Garść newsów makroekonomicznych
∙ Polska: Najnowsze, listopadowe badania Głównego Urzędu Statystycznego wskazują na przesunięcie oczekiwań inflacyjnych w kierunku niższej inflacji w Polsce względem poprzedniego miesiąca. Nie licząc lutego, kiedy wprowadzono tarczą antyinflacyjną, był to najniższy odczyt w tym roku.
∙ Polska: Obiecywane wyżej szczegóły odnośnie do podaży pieniądza za październik.
∙ Strefa euro: Zgodnie z opublikowanym wczoraj protokołem z październikowego posiedzenia EBC, członkowie w zdecydowanej większości poparli podwyżkę o 75pb. Wskazano również, iż EBC musi pokazać determinację w sprowadzaniu inflacji do celu nawet pomimo pogarszającej się perspektywy gospodarczej. Zauważono, że pauza w zacieśnianiu polityki pieniężnej mogłaby nadejść w przypadku długiej i głębokiej recesji.

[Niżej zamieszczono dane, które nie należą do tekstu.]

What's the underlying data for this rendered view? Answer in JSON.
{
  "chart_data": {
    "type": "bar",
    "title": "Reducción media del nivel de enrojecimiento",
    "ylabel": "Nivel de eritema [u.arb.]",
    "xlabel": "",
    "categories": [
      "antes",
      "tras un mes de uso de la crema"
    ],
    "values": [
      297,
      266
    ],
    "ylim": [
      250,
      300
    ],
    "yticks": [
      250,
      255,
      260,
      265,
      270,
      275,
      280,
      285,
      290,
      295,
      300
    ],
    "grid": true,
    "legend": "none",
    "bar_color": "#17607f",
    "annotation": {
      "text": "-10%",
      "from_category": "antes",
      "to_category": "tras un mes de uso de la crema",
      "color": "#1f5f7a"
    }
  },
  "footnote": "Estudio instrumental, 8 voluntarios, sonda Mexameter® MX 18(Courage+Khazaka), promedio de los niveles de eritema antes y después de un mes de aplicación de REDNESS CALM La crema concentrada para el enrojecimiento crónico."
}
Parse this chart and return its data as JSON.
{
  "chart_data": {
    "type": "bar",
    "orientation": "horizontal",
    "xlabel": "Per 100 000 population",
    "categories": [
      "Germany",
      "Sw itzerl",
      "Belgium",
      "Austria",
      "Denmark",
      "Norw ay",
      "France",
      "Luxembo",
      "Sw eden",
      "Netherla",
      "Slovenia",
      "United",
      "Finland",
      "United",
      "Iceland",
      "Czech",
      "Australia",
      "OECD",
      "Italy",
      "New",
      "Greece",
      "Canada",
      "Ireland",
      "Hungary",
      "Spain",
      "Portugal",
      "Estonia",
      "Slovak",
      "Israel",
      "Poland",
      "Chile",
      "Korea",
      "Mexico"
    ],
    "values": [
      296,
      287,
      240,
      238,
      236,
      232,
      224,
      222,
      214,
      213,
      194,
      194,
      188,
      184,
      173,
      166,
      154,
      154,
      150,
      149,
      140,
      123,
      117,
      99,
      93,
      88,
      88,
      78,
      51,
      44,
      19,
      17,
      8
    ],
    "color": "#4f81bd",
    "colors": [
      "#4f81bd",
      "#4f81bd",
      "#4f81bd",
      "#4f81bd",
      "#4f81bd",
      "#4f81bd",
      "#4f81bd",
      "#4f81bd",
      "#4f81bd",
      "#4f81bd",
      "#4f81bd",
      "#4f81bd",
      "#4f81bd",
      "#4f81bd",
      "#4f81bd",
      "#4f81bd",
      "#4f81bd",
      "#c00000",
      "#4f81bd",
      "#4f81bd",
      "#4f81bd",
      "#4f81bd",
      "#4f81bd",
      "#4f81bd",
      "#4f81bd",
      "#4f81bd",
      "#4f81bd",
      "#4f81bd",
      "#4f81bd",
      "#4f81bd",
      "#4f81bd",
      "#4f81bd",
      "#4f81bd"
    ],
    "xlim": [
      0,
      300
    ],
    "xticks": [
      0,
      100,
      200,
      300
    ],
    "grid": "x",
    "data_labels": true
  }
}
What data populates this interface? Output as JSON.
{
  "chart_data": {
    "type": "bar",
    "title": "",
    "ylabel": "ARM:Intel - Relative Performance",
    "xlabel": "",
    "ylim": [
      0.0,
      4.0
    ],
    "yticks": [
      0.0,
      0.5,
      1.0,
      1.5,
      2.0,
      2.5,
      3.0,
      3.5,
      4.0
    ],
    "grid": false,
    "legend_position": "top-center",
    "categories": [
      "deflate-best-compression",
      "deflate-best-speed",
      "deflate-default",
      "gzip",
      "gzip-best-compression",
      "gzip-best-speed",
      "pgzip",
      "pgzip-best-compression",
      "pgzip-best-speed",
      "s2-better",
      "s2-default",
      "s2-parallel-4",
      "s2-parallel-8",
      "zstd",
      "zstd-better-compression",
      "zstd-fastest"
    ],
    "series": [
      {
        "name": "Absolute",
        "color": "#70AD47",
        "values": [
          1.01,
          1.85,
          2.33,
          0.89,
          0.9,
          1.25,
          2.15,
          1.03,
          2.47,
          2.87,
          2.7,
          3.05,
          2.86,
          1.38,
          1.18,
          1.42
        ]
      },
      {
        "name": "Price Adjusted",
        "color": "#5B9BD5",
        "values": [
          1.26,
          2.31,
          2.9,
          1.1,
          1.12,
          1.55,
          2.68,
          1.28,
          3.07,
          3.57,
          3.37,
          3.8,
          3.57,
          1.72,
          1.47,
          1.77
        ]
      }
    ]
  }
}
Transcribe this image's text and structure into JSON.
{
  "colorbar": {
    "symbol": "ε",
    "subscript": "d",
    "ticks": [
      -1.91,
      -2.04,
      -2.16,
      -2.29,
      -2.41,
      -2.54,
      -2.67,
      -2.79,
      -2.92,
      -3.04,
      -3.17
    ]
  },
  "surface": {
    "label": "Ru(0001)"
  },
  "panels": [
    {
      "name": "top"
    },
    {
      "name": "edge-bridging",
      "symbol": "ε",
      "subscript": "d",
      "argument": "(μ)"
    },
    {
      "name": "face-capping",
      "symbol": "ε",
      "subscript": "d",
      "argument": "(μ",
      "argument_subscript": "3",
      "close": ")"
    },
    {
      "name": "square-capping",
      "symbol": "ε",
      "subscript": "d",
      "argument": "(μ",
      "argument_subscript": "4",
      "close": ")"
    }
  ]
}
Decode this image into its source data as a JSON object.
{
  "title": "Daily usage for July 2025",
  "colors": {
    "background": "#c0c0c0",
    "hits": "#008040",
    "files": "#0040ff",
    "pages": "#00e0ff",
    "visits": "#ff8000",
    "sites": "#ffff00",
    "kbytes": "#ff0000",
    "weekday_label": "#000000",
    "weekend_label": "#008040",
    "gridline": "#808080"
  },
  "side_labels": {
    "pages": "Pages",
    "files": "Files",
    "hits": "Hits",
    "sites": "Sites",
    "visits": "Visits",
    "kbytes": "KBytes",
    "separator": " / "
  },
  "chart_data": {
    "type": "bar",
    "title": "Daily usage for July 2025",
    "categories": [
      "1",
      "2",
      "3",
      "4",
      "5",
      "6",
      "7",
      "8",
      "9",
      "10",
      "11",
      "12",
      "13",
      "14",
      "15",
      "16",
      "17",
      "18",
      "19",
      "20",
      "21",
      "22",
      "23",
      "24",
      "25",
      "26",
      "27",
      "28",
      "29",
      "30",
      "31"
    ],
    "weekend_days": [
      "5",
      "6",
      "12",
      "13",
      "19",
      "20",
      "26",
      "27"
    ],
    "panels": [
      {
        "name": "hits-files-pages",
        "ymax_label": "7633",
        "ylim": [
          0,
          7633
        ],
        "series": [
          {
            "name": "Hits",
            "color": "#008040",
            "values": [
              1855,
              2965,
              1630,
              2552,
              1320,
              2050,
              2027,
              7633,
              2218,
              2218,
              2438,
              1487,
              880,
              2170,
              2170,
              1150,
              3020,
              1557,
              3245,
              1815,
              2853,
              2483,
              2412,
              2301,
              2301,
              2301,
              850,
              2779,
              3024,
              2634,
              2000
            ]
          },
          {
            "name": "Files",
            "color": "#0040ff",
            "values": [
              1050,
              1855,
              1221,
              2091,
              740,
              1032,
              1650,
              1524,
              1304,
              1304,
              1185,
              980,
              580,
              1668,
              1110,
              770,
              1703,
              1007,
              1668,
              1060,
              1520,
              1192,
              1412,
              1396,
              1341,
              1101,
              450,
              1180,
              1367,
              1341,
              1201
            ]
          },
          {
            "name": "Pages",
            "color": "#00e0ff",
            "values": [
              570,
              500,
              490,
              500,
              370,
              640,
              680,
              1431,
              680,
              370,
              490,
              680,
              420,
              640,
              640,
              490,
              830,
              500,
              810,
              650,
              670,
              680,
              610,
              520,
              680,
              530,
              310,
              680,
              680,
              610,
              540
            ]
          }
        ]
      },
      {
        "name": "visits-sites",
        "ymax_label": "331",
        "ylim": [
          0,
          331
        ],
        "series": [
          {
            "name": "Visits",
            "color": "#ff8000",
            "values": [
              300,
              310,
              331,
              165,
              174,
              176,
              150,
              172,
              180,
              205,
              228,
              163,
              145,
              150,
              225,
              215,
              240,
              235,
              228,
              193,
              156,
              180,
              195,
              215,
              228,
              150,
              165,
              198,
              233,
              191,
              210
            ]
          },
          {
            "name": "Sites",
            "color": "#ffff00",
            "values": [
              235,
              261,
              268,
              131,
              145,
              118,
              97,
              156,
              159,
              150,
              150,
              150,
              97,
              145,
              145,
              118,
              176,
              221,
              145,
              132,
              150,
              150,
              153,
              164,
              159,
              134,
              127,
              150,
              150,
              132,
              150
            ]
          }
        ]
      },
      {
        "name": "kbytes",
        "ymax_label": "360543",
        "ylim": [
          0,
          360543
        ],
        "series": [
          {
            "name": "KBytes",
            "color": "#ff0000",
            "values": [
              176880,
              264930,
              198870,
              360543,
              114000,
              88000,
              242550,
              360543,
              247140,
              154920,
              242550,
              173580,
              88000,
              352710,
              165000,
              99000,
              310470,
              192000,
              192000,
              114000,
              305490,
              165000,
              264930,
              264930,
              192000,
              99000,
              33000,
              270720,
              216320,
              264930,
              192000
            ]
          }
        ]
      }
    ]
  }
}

∙ Szwecja: Riksbank podniósł stopy procentowe o 75pb, co było ruchem zgodnym z oczekiwaniami. Jednocześnie dodano w komunikacie, że stopa najpewniej zostanie jeszcze podniesiona do poziomu bliskiego 3% na początku przyszłego roku. Dodajmy, że szwedzkie władze monetarne bacznie patrzą na poczynania EBC. Starają się one bowiem utrzymać względnie stabilny dyferencjał stóp procentowych między koroną a euro.
∙ Turcja: Obniżono stopy procentowe o 150pb. Ruch był oczekiwany, ale i tak nie ma co ekscytować się faktem, że lira osłabiła się po nim w małym stopniu. Od wakacji Turcja prowadzi łagodną formę kontroli kapitału. Kurs nie jest w zasadzie już rynkowy. Policy mix w tym kraju pozostaje bardzo ciekawym eksperymentem.